Workers send requests to Jupiter advertising all the capabilities they have, and Jupiter finds the best match by consulting its internal data structures. On production workloads, the latency of work acquisition requests is on the order of tens of microseconds. Upon receipt of a job, the worker either acknowledges or rejects it by sending an appropriate request back to Jupiter. In the case of a rejection, the job is placed into a staging area for a period specified in the request; it can’t be given to another worker during this time. Different flavors of the acknowledgment APIs are available. For example, a worker can send a lease request to Jupiter indicating that it’s started processing the job but intends to acknowledge it only upon successful completion. At a high level, all Jupiter clients follow the pattern of acquiring a job, acknowledging it, working on it, and returning to the start of the cycle.
Because Jupiter possesses the knowledge of all jobs in the queue, it can make high-level scheduling decisions like allowing a job to be given to workers only after certain other prerequisite jobs have completed. For many use cases, the main benefit of Jupiter is simply the ability to efficiently consume jobs by a pool of (heterogeneous) workers, along with the reliability and atomicity that it provides. At Facebook, Jupiter supports different customers like One World, our resource management system, and our continuous integration system, Sandcastle. API boundaries between data and matching modules are clean, so integrating with new systems is very easy.
It’s important to mention what Jupiter explicitly is not. It’s not a data persistence layer. If job data needs to be recorded, the producer side is responsible for that, and Jupiter constantly fetches delta updates from the persistence layer and keeps an up-to-date view of the world. The rationale here is twofold. First, we believe services should specialize in a few things instead of being responsible for everything. Second, by decoupling job storage and job matching, we ensure that Jupiter is not a single point of failure of the whole system: If Jupiter goes down, job producers are still able to enqueue jobs, and once Jupiter is back up, all of the enqueued jobs are delivered to workers intact. Jupiter abstracts away all stateful operations behind a data provider interface, and implementations are free to use any storage engine of their choosing — be it a relational database, a distributed filesystem or, in cases where persistency is not required, Jupiter’s own in-memory storage.

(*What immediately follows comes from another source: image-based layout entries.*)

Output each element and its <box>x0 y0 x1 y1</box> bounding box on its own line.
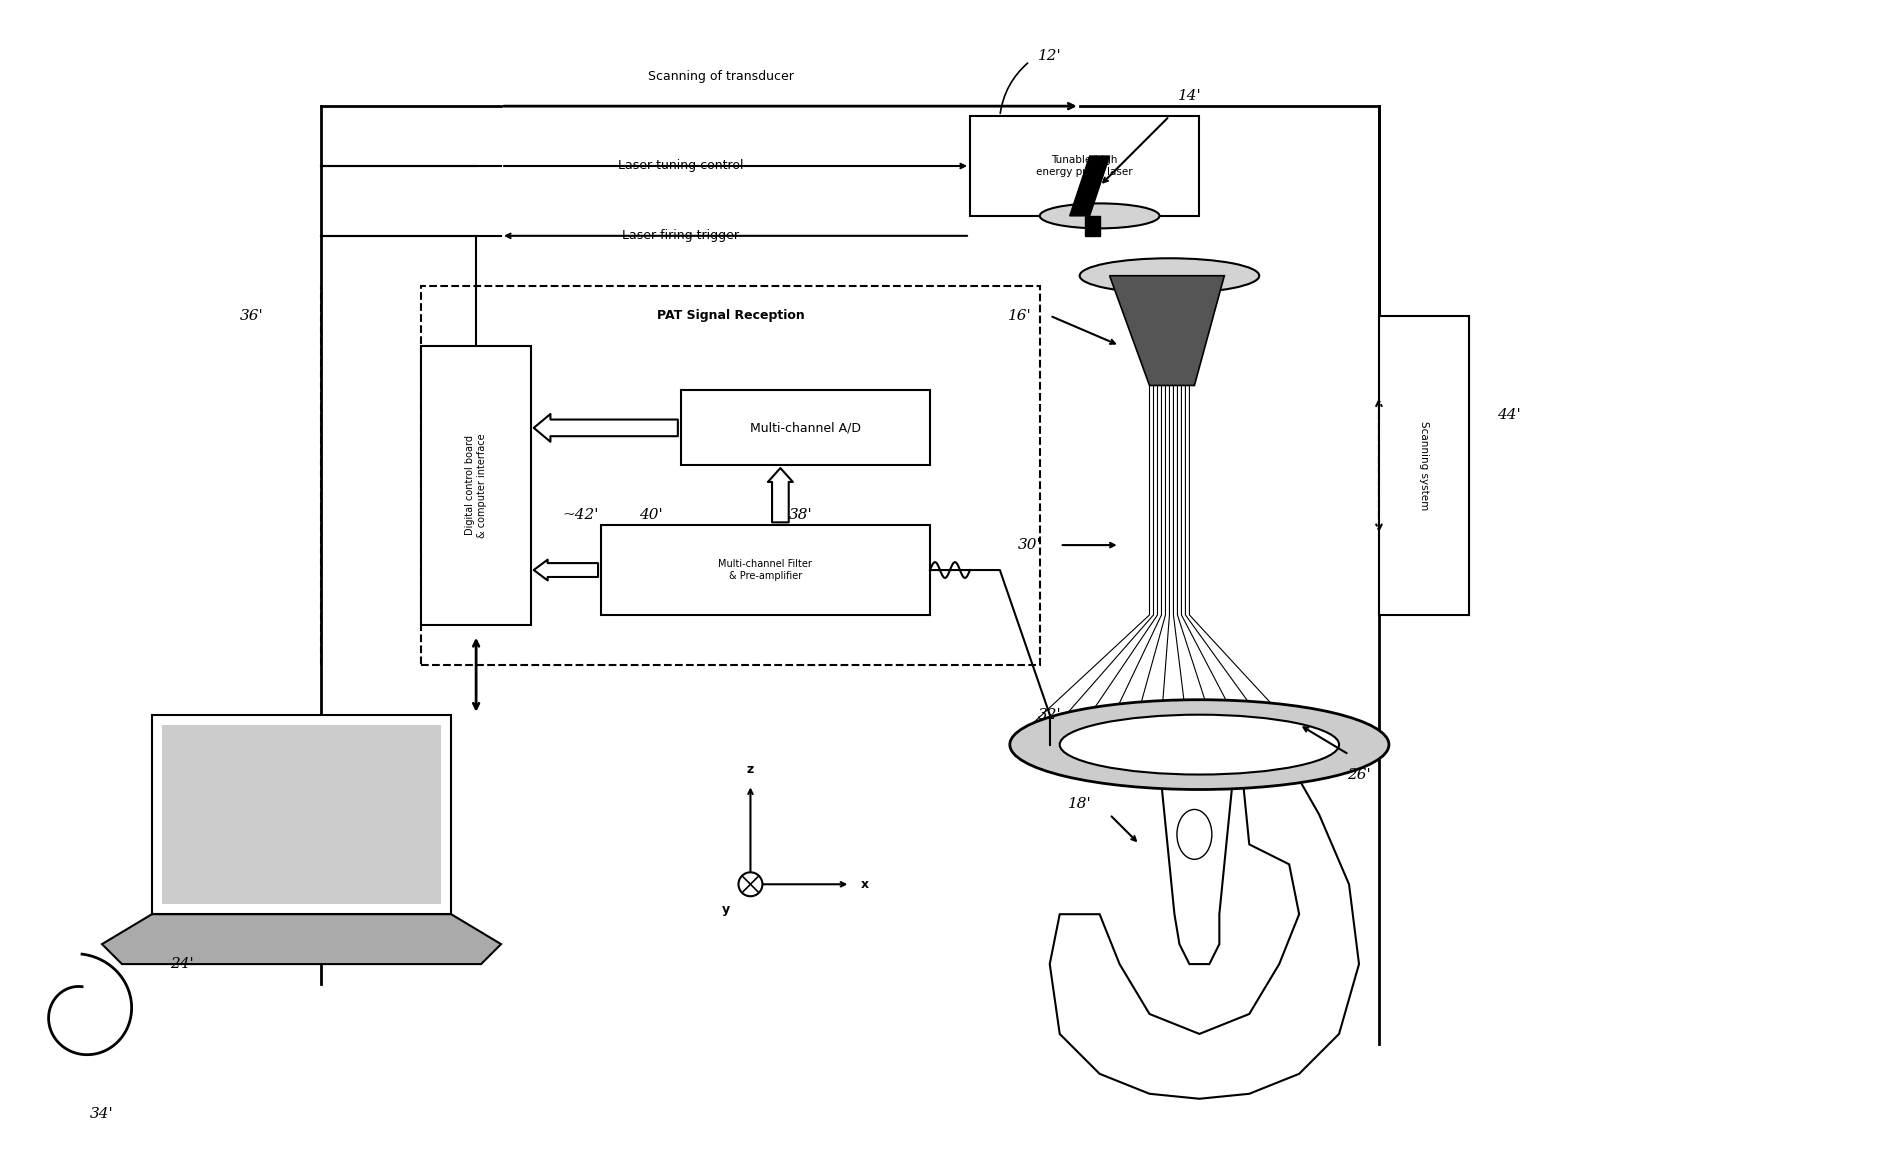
Polygon shape <box>1069 156 1110 216</box>
Text: Multi-channel A/D: Multi-channel A/D <box>750 422 861 435</box>
Circle shape <box>739 873 762 896</box>
Text: PAT Signal Reception: PAT Signal Reception <box>656 309 805 323</box>
Text: 26': 26' <box>1348 768 1370 782</box>
Text: Scanning system: Scanning system <box>1419 421 1429 510</box>
Text: Digital control board
& computer interface: Digital control board & computer interfa… <box>466 433 486 537</box>
Text: Laser tuning control: Laser tuning control <box>618 160 743 172</box>
Text: 24': 24' <box>170 958 194 972</box>
Ellipse shape <box>1080 259 1259 294</box>
Polygon shape <box>1050 744 1359 1099</box>
Text: 32': 32' <box>1039 707 1061 721</box>
Text: x: x <box>861 877 869 891</box>
Bar <box>162 725 441 904</box>
Ellipse shape <box>1059 714 1338 775</box>
Polygon shape <box>102 915 501 965</box>
Bar <box>420 285 1041 665</box>
Text: 34': 34' <box>90 1107 113 1121</box>
Text: 40': 40' <box>639 508 662 522</box>
Text: 18': 18' <box>1067 798 1091 812</box>
Bar <box>601 525 929 615</box>
Text: 16': 16' <box>1008 309 1031 323</box>
Polygon shape <box>153 714 451 915</box>
Text: z: z <box>746 763 754 776</box>
Bar <box>1380 316 1468 615</box>
Text: Laser firing trigger: Laser firing trigger <box>622 230 739 242</box>
Ellipse shape <box>1176 810 1212 860</box>
Text: 12': 12' <box>1039 49 1061 63</box>
Text: 44': 44' <box>1497 409 1521 423</box>
Ellipse shape <box>1010 700 1389 790</box>
Polygon shape <box>1150 744 1238 965</box>
Text: Multi-channel Filter
& Pre-amplifier: Multi-channel Filter & Pre-amplifier <box>718 559 812 581</box>
FancyArrowPatch shape <box>533 414 679 442</box>
Bar <box>680 390 929 465</box>
Bar <box>420 346 532 624</box>
Text: Tunable high
energy pulse laser: Tunable high energy pulse laser <box>1037 155 1133 177</box>
Text: 36': 36' <box>239 309 264 323</box>
Ellipse shape <box>1041 204 1159 228</box>
Text: Scanning of transducer: Scanning of transducer <box>648 70 794 83</box>
Polygon shape <box>1084 216 1099 235</box>
FancyArrowPatch shape <box>533 559 598 580</box>
Text: 14': 14' <box>1178 90 1201 104</box>
Bar <box>971 116 1199 216</box>
Text: ~42': ~42' <box>562 508 599 522</box>
Polygon shape <box>1110 276 1225 386</box>
Text: 30': 30' <box>1018 538 1042 552</box>
Text: 38': 38' <box>788 508 812 522</box>
Text: y: y <box>722 903 729 916</box>
FancyArrowPatch shape <box>767 468 794 522</box>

Jupiter also does not possess global knowledge about the state of the workers (e.g., which workers are busy at the moment or who is capable of processing a given job) and does not make any centralized decisions about what jobs should be sent where. Instead, jobs are distributed efficiently because workers request only the kinds of jobs they specialize at; jobs themselves encode what traits a potential worker needs to have; and Jupiter acts as an efficient arbiter that gives available jobs to workers best suited to handle them.
In summary, Jupiter is an efficient job-matching service well suited for producer/consumer types of distributed systems. Its features are made possible by keeping the global jobs state in a dedicated service, and its versatile capabilities can be used by other systems. We hope our experience and findings will benefit the broader engineering community.